If you could invent something to improve your life, what would it be?
This wasn’t a rhetorical question for Beulah Henry (1887-1973). Her first idea for an invention (a way to keep a flag from touching the ground as it was lowered) came when she was six years old; she created her first prototype (a belt with a newspaper holder attached) at the age of nine. A keen observer with a vivid imagination, Henry would spend much of her life identifying needs and developing products to meet them.
Henry was awarded her first patent in 1912 for an ice-cream maker that required less ice and less cranking. Over the next sixty years, she would create more than one hundred inventions and receive 48 more patents. Her prolific work led the media to dub her “Lady Edison” and allowed her to be financially independent.
Henry’s process for creating inventions, including identifying needs, designing solutions, and creating models from household items, makes her an excellent example of someone employing multiple aspects of the engineering design process that K-12 students can learn from. This process, as well as several of her inventions, are described in this 1940 article from Washington, D.C.’s Evening Star newspaper.
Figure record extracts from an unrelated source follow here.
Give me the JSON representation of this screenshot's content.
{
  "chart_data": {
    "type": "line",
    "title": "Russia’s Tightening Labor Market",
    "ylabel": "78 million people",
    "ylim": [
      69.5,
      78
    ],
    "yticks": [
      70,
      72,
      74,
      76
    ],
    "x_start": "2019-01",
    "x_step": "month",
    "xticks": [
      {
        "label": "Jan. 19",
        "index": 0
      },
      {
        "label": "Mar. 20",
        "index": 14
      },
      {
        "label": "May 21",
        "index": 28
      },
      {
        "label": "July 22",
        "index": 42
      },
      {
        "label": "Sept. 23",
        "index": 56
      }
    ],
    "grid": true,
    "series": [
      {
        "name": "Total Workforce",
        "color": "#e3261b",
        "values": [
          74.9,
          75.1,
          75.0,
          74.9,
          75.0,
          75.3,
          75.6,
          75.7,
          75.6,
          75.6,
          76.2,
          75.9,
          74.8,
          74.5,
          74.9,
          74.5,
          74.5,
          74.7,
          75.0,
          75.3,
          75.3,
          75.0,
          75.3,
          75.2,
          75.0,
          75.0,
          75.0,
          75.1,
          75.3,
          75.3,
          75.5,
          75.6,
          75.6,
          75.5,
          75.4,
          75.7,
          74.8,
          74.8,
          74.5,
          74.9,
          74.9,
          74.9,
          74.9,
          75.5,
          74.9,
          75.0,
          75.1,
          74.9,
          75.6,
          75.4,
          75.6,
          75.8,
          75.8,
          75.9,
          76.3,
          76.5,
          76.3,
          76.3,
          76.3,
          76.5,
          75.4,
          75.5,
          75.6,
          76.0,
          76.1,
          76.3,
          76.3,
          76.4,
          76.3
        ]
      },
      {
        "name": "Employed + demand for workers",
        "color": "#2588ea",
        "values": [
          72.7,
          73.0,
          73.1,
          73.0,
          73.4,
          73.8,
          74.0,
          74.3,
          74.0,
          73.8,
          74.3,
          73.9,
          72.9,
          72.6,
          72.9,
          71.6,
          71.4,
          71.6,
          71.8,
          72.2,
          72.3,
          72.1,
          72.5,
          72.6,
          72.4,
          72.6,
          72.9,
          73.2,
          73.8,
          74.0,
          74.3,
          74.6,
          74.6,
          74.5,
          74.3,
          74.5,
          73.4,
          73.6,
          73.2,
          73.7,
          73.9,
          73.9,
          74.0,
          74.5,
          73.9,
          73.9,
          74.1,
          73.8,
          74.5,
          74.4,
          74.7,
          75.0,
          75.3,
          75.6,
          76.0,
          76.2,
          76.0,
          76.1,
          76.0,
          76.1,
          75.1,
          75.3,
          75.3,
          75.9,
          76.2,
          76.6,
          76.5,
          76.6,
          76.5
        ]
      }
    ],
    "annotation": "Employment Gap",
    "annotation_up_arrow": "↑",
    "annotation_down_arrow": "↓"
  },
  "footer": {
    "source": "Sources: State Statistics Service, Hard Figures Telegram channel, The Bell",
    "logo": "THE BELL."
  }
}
Share the newspaper article with students. Invite them to read the article individually or together as a class. Select questions from the Teacher’s Guide: Analyzing Primary Sources to guide students’ thinking about the reading.
After this preliminary analysis, pose guiding questions aligned to the three dimensions of science teaching to help students go deeper with their thinking.
Disciplinary Core Ideas
- How did Henry come up with her ideas for inventions?
- What limitations did she face in creating her inventions?
- How did she know if her inventions were successful or not?
Science and Engineering Practices
- What steps did Henry follow as she was creating her inventions?
- How did she communicate her ideas with others?
- Which other science and engineering practices best describe Henry’s work?
Cross-Cutting Concepts
- Why were models an important part of Henry’s work?
- How did Henry’s models show the crosscutting concept of structure and function?
- How might Henry have used the crosscutting concept of scale when creating her models?
- What causes people like Beulah Henry to invent new objects and technologies?
Learning about Beulah Henry’s work can also inspire students to design and create their own inventions. What is a problem or challenge in their lives that they can solve with an invention? Which everyday objects might they like to improve? How would they do so?